1. 需求场景
在自动化邮件报表中,总是会出现邮件发送不及时、邮件发送出错等等问题。因此开发了此系统,当邮件任务执行出错或者未执行时发送短信报警警告
2. 基本思路
在执行邮件任务之前,即在系统调用发送邮件的方法之前,先在邮件检测系统表中记录,状态为失败,发送成功之后更新数据库,置为成功。
shell邮件检测系统每1分钟执行一次,遍历邮件任务表和检测表,2者对比发现失败的任务和未执行的任务。

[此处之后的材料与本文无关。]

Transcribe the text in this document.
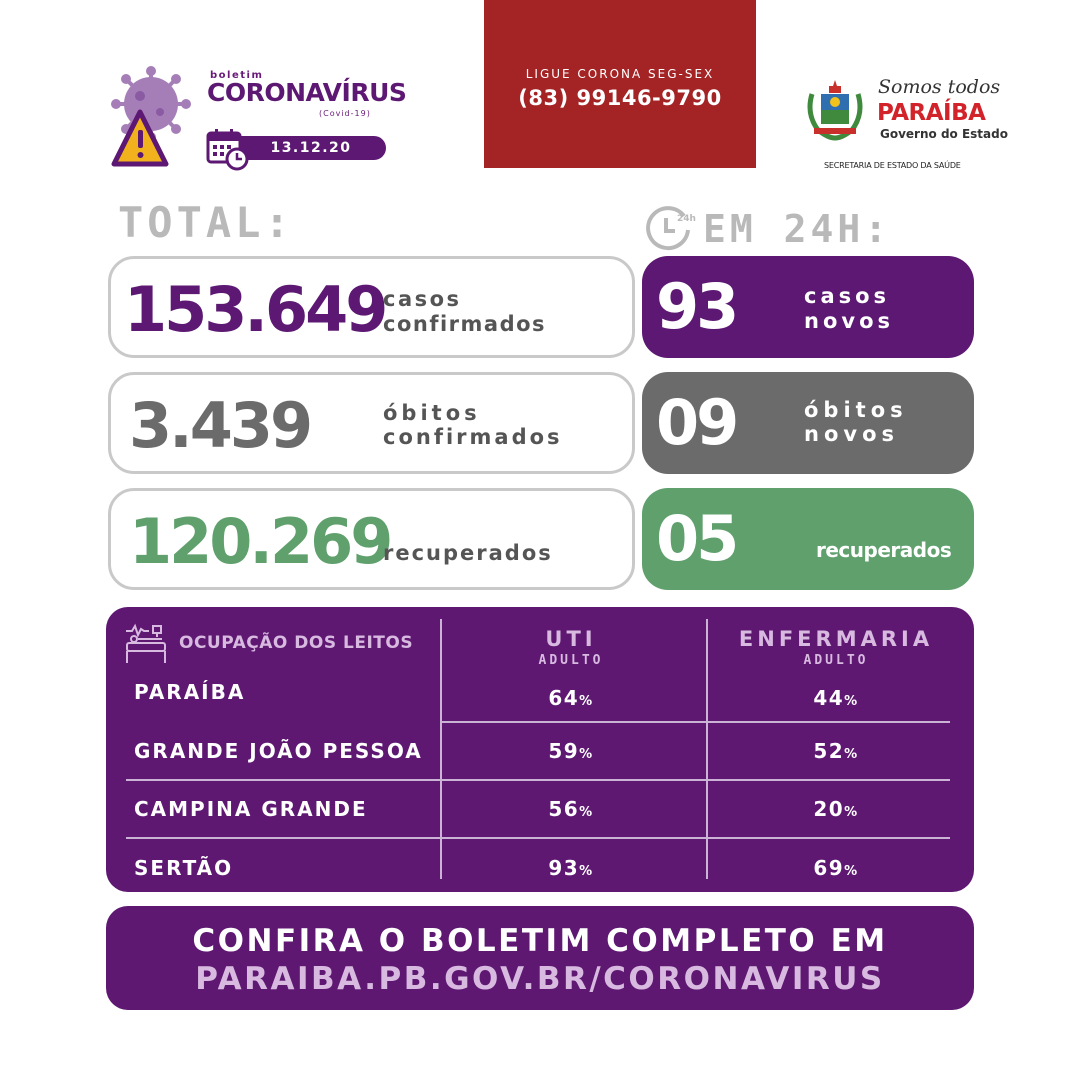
boletim
CORONAVÍRUS
(Covid-19)
13.12.20
LIGUE CORONA SEG-SEX
(83) 99146-9790	Somos todos
PARAÍBA
Governo do Estado
SECRETARIA DE ESTADO DA SAÚDE
TOTAL:	24h EM 24H:
153.649
casos
confirmados
3.439	óbitos
confirmados
120.269
recuperados
93	casos
novos
09	óbitos
novos
05	recuperados
OCUPAÇÃO DOS LEITOS	UTI
ADULTO
ENFERMARIA
ADULTO
PARAÍBA	64%	44%
GRANDE JOÃO PESSOA	59%	52%
CAMPINA GRANDE	56%	20%
SERTÃO	93%	69%
CONFIRA O BOLETIM COMPLETO EM
PARAIBA.PB.GOV.BR/CORONAVIRUS
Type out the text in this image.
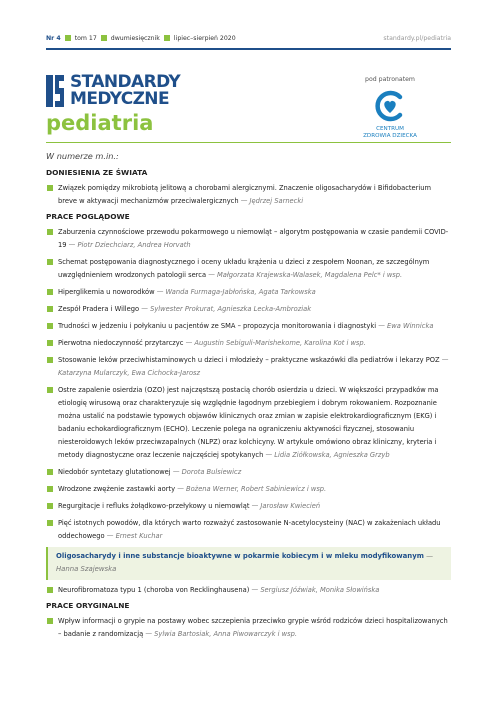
Nr 4 tom 17 dwumiesięcznik lipiec–sierpień 2020	standardy.pl/pediatria
STANDARDY
MEDYCZNE
pediatria
pod patronatem
CENTRUM
ZDROWIA DZIECKA
W numerze m.in.:
DONIESIENIA ZE ŚWIATA
Związek pomiędzy mikrobiotą jelitową a chorobami alergicznymi. Znaczenie oligosacharydów i Bifidobacterium breve w aktywacji mechanizmów przeciwalergicznych — Jędrzej Sarnecki
PRACE POGLĄDOWE
Zaburzenia czynnościowe przewodu pokarmowego u niemowląt – algorytm postępowania w czasie pandemii COVID-19 — Piotr Dziechciarz, Andrea Horvath
Schemat postępowania diagnostycznego i oceny układu krążenia u dzieci z zespołem Noonan, ze szczególnym uwzględnieniem wrodzonych patologii serca — Małgorzata Krajewska-Walasek, Magdalena Pelc* i wsp.
Hiperglikemia u noworodków — Wanda Furmaga-Jabłońska, Agata Tarkowska
Zespół Pradera i Willego — Sylwester Prokurat, Agnieszka Lecka-Ambroziak
Trudności w jedzeniu i połykaniu u pacjentów ze SMA – propozycja monitorowania i diagnostyki — Ewa Winnicka
Pierwotna niedoczynność przytarczyc — Augustin Sebiguli-Marishekome, Karolina Kot i wsp.
Stosowanie leków przeciwhistaminowych u dzieci i młodzieży – praktyczne wskazówki dla pediatrów i lekarzy POZ — Katarzyna Mularczyk, Ewa Cichocka-Jarosz
Ostre zapalenie osierdzia (OZO) jest najczęstszą postacią chorób osierdzia u dzieci. W większości przypadków ma etiologię wirusową oraz charakteryzuje się względnie łagodnym przebiegiem i dobrym rokowaniem. Rozpoznanie można ustalić na podstawie typowych objawów klinicznych oraz zmian w zapisie elektrokardiograficznym (EKG) i badaniu echokardiograficznym (ECHO). Leczenie polega na ograniczeniu aktywności fizycznej, stosowaniu niesteroidowych leków przeciwzapalnych (NLPZ) oraz kolchicyny. W artykule omówiono obraz kliniczny, kryteria i metody diagnostyczne oraz leczenie najczęściej spotykanych — Lidia Ziółkowska, Agnieszka Grzyb
Niedobór syntetazy glutationowej — Dorota Bulsiewicz
Wrodzone zwężenie zastawki aorty — Bożena Werner, Robert Sabiniewicz i wsp.
Regurgitacje i refluks żołądkowo-przełykowy u niemowląt — Jarosław Kwiecień
Pięć istotnych powodów, dla których warto rozważyć zastosowanie N-acetylocysteiny (NAC) w zakażeniach układu oddechowego — Ernest Kuchar
Oligosacharydy i inne substancje bioaktywne w pokarmie kobiecym i w mleku modyfikowanym — Hanna Szajewska
Neurofibromatoza typu 1 (choroba von Recklinghausena) — Sergiusz Jóźwiak, Monika Słowińska
PRACE ORYGINALNE
Wpływ informacji o grypie na postawy wobec szczepienia przeciwko grypie wśród rodziców dzieci hospitalizowanych – badanie z randomizacją — Sylwia Bartosiak, Anna Piwowarczyk i wsp.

一旦发现,调用短信发送脚本发送短信报警
3. 整体代码
#!/bin/sh
### DOUGUO JOB INSPECTOSCOPE SNIFFER ###
### @author zjf ###
### @date 2017-12-27 ###
# INITALIZE SHELL
. /etc/profile
. ~/.bash_profile
# DEFINE ERROE CODE
ERROR_CODE_001="job non-executed"
ERROR_CODE_002="data result non-compliant formats"
ERROR_CODE_003="send-mail/exec-job non-succeed"
# INITALIZE WORKING DIR
_SCRIPT_NAME=$0
_WORK_DIR=`dirname ${_SCRIPT_NAME}`
cd ${_WORK_DIR}
# TIME ARGS
CUR_DATE=`date -d "-0 day" "+%Y-%m-%d"`
JUDGE_MINUTE=`date -d "-5 minute" +%H:%M`
#JUDGE_MINUTE="08:05"
echo "CUR_DATE:$CUR_DATE"
echo "JUDGE_MINUTE:$JUDGE_MINUTE"
# DB ARGS
HOSTNAME="192.168.1.135"
USERNAME="hadooper"
PASSWORD="hadoop@K+IhBOS"
DBNAME="douguo_data"
# DEFINE _FUN RETURN RESULT
g_contain_rs=""
# the area to define functions
# functions must be defined before use it
# _FUN
function contain() {
g_contain_rs="0"
array=$1
value=$2
for _arr_val in ${array[@]}
do
ta_array=`echo ${_arr_val} | cut -d ',' -f 1`
tb_value=`echo ${value} | cut -d ',' -f 1`
if [ "${ta_array}" = "${tb_value}" ];then
# 已记录
g_contain_rs="1"
fi
done
}
# _FUN
# uodate job's status
function update_job_status() {
_jon_id=$1
_to_change_schema=$2
_to_change_data=$3
_stat_date=$4
query_update="update dd_job_monitor set ${_to_change_schema}='${_to_change_data}' where job_id=${_jon_id} and date(statdate)='${_stat_date}'"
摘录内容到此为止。